Melden von Rechtsverstößen
Oberliga Niederrhein: VfB 03 Hilden – 1.FC Monheim, 1:0 (0:0), 45 Minuten auf der Stelle getreten, ein verschossener Elfmeter, die Nachspielzeit und warum der VfB Hilden auch nach diesem Spiel von der Meisterschaft und den Aufstieg träumen kann
1.500 Zuschauer waren an die Hoffeldstrasse gekommen, um den VfB Hilden bei seinem letzten Heimspiel der Saison, auf die Zielgrade "Regionalliga" zu folgen. Doch das Spiel gegen den 1.FC Monheim war alles andere als ein Selbstläufer. Die Itterstädter taten sich in den ersten 45 Minuten enorm schwer, um ins Spiel zu finden. Die sonst so Torgefährliche Offensive bliebt äußerst blaß. So staunten die Zuschauer nicht schlecht, als die Gäste nach 20 Minuten, die wohl torgefährlichste Situation des Spiels hatten.
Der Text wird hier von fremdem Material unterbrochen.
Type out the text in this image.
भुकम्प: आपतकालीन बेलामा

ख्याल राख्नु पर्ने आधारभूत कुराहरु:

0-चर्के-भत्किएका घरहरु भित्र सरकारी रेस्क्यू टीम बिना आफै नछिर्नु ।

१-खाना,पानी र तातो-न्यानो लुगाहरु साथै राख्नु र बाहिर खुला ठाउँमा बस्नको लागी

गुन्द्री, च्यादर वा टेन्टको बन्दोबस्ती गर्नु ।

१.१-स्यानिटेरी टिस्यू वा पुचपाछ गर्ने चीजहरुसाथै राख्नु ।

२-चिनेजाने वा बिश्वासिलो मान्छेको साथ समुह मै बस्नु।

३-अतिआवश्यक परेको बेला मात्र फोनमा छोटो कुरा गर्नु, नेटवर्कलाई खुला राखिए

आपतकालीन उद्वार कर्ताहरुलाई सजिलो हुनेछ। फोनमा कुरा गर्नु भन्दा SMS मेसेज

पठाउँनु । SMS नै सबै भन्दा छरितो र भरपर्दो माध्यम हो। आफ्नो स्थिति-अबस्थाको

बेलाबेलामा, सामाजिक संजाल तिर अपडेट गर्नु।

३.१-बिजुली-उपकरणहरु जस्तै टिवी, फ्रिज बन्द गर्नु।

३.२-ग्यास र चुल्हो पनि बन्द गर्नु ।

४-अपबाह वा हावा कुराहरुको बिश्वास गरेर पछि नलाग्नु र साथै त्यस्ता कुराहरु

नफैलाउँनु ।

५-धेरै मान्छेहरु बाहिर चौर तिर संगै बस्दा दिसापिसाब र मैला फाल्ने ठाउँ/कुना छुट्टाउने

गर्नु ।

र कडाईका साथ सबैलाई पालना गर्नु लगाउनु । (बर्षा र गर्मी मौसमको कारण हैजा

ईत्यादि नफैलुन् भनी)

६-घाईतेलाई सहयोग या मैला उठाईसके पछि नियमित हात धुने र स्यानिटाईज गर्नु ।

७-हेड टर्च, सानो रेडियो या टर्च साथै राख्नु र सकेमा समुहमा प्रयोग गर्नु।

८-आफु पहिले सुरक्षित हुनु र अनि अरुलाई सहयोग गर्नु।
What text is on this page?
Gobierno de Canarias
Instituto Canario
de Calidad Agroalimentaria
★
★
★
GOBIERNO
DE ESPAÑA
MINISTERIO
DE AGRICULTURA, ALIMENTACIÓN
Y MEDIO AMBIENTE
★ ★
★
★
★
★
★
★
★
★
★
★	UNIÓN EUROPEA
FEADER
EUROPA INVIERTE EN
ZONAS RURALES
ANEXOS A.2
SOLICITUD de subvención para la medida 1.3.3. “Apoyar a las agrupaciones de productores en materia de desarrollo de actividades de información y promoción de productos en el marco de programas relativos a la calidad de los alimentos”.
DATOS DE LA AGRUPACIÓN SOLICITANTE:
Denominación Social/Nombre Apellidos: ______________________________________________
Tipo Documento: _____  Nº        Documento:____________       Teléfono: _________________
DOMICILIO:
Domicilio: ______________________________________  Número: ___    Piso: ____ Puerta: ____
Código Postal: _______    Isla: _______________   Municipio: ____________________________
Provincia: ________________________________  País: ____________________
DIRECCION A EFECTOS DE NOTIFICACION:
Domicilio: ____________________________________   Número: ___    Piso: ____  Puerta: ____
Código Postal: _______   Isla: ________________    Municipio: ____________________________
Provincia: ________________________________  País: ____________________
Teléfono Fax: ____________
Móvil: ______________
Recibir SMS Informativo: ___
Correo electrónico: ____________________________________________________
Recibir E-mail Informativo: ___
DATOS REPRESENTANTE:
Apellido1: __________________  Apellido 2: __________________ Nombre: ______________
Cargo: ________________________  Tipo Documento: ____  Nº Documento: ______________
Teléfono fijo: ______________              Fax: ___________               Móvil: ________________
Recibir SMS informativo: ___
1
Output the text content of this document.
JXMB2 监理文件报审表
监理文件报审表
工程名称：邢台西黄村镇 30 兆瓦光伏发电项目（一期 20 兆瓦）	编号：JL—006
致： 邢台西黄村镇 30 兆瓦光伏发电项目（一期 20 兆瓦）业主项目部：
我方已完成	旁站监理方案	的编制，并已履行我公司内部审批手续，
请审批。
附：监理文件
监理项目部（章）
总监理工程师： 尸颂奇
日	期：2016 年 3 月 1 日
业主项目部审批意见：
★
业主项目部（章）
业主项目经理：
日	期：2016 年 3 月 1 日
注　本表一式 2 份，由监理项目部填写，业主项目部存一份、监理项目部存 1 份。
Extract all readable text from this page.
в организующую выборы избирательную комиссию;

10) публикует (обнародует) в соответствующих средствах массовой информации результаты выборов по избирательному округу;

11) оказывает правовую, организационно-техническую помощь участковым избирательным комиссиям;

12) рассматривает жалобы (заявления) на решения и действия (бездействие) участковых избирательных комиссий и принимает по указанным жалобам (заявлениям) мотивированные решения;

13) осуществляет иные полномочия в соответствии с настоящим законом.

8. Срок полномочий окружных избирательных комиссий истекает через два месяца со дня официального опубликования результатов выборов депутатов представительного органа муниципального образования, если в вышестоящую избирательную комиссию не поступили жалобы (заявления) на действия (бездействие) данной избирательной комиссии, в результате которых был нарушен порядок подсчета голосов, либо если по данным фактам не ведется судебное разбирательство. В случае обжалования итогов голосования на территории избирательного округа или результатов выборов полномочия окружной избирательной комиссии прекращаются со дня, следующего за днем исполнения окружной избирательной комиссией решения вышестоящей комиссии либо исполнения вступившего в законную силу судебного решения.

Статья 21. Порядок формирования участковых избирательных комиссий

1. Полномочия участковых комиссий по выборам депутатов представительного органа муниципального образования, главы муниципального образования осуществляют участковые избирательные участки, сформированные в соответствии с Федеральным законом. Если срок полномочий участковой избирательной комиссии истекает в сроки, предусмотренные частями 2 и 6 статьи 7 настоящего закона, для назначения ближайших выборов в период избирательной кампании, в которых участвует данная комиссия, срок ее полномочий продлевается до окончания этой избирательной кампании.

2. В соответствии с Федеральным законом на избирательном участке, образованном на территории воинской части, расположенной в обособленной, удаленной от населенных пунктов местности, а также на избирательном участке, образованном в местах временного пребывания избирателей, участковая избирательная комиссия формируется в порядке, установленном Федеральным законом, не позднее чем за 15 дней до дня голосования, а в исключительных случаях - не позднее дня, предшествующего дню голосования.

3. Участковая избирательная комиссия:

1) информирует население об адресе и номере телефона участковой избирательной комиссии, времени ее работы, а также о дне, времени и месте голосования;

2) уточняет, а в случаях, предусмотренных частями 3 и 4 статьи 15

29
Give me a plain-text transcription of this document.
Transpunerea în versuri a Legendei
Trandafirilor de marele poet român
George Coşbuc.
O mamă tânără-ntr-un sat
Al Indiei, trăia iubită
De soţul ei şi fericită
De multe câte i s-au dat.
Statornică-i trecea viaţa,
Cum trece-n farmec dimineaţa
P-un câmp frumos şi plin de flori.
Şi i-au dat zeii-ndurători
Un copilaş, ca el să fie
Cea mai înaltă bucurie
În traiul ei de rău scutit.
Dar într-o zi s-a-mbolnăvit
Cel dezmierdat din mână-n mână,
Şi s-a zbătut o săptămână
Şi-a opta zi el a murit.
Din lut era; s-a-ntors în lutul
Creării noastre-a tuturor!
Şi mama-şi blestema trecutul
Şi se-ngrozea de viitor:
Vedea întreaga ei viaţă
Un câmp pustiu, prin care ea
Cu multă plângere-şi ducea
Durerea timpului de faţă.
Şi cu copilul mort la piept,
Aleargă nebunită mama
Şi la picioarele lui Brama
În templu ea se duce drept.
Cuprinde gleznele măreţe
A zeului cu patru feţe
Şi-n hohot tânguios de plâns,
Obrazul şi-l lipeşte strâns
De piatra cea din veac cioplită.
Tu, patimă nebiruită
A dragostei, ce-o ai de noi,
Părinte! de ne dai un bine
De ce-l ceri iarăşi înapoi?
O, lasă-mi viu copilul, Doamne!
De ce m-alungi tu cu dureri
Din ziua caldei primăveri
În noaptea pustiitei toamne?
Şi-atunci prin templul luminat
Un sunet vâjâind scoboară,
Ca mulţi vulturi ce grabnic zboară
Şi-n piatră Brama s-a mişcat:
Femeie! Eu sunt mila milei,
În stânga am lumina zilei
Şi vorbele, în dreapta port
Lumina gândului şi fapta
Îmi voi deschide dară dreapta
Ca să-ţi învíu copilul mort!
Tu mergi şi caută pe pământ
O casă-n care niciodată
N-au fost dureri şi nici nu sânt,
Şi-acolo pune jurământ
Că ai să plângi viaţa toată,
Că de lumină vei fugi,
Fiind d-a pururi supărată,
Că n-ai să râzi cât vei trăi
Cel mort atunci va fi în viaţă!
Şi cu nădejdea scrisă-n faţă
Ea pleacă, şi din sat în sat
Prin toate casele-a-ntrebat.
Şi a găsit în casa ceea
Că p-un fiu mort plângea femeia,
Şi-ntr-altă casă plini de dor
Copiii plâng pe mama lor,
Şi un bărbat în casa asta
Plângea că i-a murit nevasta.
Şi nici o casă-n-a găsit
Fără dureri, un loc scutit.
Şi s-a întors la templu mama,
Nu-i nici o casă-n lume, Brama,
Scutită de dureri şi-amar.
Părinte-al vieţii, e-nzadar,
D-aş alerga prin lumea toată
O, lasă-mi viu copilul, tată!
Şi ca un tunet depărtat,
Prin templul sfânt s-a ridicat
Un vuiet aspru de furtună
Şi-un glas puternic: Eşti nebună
Für einen Ausftiegsaspiranten musste im 2. Spielabschnitt deutlich mehr kommen, wollte man gegen die gut stehenden Monheimer zu Punkten kommen.
Mit Anstoss für die zweitern 45 Minuten, merkte man das sich die Marschroute änderte und der VfB03 nun mehr Druck nach vorne aufbauen konnte. Doch zunächst blieben auch hier nennenswerte Torchancen aus und die Gäste wiedrum konnten 2 Torgefährliche Konter fahren.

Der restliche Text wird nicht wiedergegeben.